Procureur de l’intervenante Barbra Schlifer Commemorative Clinic : Barbra Schlifer Commemorative Clinic, Toronto.
[1] Bien que cette disposition ne soit pas numérotée dans la Convention de La Haye (contrairement aux alinéas 13a) et b)), on considère généralement qu’il s’agit de l’article 13(2).
[2] Le Rapport explicatif a été rédigé après la conclusion de la Convention de La Haye par la rapporteuse de la Commission, E. Pérez‑Vera. Il a influé sur l’interprétation de la Convention de La Haye et a été cité dans nombre d’affaires à l’échelle internationale (voir R. K. Gardiner, Treaty Interpretation (2e éd. 2015), p. 403).
[3] L’arrêt Shah ne porte pas sur la résidence habituelle, mais plutôt sur la [traduction] « résidence ordinaire ». On s’y reporte néanmoins dans les affaires relatives à la Convention de La Haye. En voici un passage : [traduction] « [. . .] Une personne réside dans le lieu ou le pays qu’elle a adopté, volontairement et dans un dessein arrêté, dans le cours normal de sa vie, que ce soit pour une courte période ou une longue » (p. 343, lord Scarman).

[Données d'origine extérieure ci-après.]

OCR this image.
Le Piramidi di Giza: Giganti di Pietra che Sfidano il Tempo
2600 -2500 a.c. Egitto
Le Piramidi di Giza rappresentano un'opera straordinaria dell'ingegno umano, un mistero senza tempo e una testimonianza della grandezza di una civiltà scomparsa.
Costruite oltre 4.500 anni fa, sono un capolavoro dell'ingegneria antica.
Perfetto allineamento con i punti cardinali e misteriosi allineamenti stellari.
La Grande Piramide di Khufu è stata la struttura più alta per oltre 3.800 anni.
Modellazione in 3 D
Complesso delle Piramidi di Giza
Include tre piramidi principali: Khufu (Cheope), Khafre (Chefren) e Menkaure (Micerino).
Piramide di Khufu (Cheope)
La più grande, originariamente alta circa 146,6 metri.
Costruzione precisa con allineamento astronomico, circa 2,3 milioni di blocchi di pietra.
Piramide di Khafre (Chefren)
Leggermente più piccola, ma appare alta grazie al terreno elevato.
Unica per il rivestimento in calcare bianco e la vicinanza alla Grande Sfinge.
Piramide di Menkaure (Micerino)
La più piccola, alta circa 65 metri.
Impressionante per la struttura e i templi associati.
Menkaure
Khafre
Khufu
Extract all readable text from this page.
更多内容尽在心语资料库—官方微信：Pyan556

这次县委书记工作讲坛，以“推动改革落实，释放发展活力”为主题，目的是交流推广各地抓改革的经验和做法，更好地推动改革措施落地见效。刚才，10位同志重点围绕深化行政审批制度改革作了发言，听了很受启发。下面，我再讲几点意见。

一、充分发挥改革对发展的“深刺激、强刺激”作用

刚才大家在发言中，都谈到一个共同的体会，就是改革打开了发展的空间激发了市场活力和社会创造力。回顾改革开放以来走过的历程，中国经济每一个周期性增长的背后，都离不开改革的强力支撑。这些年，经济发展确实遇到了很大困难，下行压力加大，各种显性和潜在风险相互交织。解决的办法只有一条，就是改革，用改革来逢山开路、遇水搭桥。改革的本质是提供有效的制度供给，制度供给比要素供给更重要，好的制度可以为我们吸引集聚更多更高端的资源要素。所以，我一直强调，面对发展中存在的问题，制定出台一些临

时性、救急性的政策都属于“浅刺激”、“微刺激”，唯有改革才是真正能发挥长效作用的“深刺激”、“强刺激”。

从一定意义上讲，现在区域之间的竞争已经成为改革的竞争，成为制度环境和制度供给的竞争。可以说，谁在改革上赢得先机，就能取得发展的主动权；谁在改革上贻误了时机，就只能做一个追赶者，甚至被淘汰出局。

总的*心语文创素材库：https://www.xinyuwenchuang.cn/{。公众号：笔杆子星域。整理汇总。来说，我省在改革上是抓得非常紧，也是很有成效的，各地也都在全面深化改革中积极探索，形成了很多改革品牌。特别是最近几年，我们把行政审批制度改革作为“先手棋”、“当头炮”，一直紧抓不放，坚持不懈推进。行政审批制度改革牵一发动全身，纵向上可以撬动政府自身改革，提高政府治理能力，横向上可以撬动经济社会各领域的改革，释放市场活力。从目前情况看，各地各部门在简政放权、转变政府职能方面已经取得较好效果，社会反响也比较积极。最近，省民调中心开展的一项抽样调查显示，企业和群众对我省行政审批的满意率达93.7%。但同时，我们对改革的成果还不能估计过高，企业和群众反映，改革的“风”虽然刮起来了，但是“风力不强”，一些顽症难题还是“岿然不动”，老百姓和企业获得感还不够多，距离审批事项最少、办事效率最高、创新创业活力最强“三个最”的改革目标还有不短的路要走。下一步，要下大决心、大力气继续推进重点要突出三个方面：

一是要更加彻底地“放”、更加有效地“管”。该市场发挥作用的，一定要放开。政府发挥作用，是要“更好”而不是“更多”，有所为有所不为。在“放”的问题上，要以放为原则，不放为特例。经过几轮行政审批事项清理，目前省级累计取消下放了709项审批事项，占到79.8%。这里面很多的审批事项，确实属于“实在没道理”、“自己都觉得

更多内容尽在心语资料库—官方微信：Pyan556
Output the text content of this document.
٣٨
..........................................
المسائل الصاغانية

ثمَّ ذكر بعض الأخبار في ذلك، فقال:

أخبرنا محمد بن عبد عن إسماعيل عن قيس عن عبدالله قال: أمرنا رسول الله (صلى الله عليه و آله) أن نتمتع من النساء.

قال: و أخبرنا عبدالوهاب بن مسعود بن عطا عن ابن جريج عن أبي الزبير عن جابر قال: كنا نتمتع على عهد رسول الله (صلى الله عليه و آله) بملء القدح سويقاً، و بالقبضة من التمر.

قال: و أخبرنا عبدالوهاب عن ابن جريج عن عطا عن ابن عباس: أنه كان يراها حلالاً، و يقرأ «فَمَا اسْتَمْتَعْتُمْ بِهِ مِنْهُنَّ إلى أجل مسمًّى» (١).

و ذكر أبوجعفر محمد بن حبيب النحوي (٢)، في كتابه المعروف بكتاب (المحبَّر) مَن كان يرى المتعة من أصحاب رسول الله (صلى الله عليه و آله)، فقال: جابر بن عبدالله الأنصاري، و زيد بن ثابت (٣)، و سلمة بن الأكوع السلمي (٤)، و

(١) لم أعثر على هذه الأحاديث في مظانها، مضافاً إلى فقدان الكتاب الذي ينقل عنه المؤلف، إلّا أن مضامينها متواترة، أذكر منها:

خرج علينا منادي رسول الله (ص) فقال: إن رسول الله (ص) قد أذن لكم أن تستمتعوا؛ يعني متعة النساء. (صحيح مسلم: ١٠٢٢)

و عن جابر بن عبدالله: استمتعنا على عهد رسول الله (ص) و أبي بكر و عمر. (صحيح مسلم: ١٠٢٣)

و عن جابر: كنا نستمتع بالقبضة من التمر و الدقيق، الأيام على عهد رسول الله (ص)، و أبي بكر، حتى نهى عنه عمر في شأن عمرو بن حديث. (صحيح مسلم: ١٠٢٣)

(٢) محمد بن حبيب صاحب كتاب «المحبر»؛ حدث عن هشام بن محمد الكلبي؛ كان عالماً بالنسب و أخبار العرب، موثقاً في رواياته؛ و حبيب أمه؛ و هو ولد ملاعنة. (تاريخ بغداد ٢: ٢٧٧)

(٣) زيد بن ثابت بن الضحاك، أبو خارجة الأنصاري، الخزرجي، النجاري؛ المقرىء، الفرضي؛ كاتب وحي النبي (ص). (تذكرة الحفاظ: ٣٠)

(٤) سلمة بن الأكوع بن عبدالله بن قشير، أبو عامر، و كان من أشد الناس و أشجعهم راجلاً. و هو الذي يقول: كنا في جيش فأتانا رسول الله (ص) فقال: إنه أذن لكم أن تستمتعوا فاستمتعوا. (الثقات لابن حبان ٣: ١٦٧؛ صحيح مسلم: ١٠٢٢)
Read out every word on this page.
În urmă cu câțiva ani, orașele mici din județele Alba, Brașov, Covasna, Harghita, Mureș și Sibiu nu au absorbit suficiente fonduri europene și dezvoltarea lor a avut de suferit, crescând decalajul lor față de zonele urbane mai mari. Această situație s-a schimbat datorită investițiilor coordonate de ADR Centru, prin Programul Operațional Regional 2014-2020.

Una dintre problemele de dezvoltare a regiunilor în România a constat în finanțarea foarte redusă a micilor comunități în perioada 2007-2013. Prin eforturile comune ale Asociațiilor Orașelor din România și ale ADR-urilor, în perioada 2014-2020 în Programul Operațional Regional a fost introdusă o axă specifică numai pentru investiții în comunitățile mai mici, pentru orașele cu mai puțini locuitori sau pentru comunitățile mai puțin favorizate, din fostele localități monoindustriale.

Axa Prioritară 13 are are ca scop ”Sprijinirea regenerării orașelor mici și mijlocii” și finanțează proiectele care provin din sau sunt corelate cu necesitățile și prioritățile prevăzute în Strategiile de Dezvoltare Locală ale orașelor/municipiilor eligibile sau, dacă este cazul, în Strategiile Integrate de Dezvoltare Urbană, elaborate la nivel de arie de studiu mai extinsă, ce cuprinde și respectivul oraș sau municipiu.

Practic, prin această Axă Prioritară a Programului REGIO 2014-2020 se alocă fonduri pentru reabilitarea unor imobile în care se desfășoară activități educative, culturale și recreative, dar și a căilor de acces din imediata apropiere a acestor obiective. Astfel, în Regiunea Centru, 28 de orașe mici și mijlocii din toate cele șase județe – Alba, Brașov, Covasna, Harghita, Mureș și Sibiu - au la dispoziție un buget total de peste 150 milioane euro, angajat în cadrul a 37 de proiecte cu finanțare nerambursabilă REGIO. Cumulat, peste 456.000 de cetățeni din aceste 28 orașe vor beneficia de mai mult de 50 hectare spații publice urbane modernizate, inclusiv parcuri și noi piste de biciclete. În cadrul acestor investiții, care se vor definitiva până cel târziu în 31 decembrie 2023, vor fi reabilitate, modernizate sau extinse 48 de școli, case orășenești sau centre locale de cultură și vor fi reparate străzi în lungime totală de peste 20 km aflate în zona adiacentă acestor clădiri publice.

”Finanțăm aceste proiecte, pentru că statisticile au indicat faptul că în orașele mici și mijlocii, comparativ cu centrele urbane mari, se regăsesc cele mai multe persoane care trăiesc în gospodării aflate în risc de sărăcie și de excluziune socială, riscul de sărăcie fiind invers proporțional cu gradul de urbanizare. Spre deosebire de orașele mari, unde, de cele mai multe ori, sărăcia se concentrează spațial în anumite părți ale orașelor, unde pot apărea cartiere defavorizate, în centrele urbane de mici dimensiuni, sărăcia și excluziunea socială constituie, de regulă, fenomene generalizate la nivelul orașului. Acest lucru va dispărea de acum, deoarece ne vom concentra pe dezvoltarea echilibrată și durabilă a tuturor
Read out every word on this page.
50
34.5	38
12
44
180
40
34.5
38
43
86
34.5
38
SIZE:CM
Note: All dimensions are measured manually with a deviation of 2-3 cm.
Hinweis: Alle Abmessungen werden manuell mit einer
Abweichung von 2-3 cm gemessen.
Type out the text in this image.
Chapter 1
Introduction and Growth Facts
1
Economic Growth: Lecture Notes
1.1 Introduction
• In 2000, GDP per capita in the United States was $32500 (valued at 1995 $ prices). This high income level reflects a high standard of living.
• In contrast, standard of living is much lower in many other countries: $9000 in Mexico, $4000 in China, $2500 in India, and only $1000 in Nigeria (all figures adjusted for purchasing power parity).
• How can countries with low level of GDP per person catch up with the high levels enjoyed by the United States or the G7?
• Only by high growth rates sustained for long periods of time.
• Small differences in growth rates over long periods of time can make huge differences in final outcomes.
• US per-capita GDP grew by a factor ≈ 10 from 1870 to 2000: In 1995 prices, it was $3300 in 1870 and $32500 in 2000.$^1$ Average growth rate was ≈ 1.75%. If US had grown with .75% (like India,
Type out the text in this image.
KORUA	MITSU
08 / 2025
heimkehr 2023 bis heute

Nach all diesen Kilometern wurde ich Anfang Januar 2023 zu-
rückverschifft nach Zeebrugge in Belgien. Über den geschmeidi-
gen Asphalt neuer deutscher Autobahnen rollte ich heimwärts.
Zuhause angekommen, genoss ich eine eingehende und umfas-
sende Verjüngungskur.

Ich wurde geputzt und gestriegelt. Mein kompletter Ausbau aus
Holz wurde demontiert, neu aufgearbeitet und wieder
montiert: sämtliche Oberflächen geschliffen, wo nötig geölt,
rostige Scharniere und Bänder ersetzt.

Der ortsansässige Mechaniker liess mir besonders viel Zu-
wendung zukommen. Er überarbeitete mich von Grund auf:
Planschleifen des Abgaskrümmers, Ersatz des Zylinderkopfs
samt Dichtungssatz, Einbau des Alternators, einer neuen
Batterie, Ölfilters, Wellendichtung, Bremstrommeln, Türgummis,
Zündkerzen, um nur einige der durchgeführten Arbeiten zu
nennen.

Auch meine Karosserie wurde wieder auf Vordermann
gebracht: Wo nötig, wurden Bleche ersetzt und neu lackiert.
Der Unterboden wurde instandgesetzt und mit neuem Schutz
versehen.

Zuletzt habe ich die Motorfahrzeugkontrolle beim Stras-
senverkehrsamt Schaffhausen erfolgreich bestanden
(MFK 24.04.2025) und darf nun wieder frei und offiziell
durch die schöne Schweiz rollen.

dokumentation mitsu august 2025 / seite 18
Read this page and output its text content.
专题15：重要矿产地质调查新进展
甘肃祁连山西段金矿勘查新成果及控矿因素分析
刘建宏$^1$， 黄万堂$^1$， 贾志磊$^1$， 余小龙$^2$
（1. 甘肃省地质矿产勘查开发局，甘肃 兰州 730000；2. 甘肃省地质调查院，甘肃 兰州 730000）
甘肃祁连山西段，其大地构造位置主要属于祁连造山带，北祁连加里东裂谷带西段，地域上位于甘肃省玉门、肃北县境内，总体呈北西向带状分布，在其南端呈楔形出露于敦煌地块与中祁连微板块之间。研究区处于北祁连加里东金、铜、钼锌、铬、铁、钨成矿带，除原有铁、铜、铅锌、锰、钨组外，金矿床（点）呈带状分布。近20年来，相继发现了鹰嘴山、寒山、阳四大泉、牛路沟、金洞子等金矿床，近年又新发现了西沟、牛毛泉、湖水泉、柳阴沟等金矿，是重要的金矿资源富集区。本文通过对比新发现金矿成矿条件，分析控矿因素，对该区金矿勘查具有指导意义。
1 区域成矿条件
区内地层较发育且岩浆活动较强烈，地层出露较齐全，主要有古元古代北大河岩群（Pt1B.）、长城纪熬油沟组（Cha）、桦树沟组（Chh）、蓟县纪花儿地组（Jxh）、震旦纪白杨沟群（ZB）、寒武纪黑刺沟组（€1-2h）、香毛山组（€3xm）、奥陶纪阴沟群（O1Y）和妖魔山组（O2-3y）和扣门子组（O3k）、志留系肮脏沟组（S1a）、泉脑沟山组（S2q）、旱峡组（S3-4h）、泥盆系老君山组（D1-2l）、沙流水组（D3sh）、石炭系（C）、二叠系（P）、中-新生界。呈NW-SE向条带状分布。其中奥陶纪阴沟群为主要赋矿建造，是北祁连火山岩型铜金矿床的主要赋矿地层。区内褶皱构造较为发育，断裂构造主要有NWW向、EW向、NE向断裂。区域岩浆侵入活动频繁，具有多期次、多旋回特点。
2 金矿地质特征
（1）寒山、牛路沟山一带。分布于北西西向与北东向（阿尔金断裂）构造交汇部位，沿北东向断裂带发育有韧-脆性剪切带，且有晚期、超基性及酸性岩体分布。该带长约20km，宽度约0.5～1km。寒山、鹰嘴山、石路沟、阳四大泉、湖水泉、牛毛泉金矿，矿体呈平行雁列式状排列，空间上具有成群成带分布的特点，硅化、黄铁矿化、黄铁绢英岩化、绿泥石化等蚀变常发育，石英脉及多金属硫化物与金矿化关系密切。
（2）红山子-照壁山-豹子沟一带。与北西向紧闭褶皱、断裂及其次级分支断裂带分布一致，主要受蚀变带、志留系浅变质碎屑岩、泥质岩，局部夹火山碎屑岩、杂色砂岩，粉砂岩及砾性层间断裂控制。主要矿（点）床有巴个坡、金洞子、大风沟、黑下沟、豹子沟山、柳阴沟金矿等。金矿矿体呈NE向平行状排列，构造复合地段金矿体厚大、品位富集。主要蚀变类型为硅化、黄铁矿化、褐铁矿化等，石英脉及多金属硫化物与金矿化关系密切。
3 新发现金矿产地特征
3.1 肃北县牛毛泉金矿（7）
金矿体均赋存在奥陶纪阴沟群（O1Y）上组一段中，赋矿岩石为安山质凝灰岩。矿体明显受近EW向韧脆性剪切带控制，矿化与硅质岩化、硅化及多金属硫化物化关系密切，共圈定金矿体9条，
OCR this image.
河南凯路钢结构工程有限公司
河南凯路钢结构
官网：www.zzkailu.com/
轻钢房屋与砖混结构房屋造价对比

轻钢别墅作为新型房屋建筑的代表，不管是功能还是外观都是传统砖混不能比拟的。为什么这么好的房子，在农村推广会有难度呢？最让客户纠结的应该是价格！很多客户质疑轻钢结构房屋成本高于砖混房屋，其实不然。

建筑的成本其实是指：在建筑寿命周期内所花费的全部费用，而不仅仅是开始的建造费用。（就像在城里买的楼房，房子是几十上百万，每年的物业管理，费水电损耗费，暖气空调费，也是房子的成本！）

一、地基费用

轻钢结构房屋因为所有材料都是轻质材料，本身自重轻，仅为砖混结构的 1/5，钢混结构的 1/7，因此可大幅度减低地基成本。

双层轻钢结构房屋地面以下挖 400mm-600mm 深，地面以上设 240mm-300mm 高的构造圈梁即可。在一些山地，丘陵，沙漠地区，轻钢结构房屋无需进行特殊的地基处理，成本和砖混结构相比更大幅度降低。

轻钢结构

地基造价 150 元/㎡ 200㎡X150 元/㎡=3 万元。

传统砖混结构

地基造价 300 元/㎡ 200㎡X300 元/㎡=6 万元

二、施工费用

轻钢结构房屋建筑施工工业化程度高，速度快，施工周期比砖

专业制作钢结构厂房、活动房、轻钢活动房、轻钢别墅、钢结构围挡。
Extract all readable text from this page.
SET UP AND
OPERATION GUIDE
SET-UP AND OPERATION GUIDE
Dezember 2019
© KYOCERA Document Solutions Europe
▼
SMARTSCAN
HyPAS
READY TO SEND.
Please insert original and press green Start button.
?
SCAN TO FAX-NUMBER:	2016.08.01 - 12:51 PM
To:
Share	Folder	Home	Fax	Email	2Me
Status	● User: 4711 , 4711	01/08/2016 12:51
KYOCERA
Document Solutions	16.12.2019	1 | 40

[4] Même si, pour simplifier, nous employons le terme « parents » dans les présents motifs, l’analyse doit porter sur l’intention des personnes qui ont « le droit [. . .] de décider [du] lieu de résidence [de l’enfant] » (Convention de La Haye, article 5). Il peut par exemple s’agir des tuteurs légaux au lieu des parents biologiques.
[5] Nul ne conteste que le déplacement des enfants par la mère vers le Canada n’était pas illicite, car le père y avait consenti. La question est de savoir si le non‑retour des enfants en Allemagne au terme du séjour d’une durée limitée auquel avait consenti le père était illicite.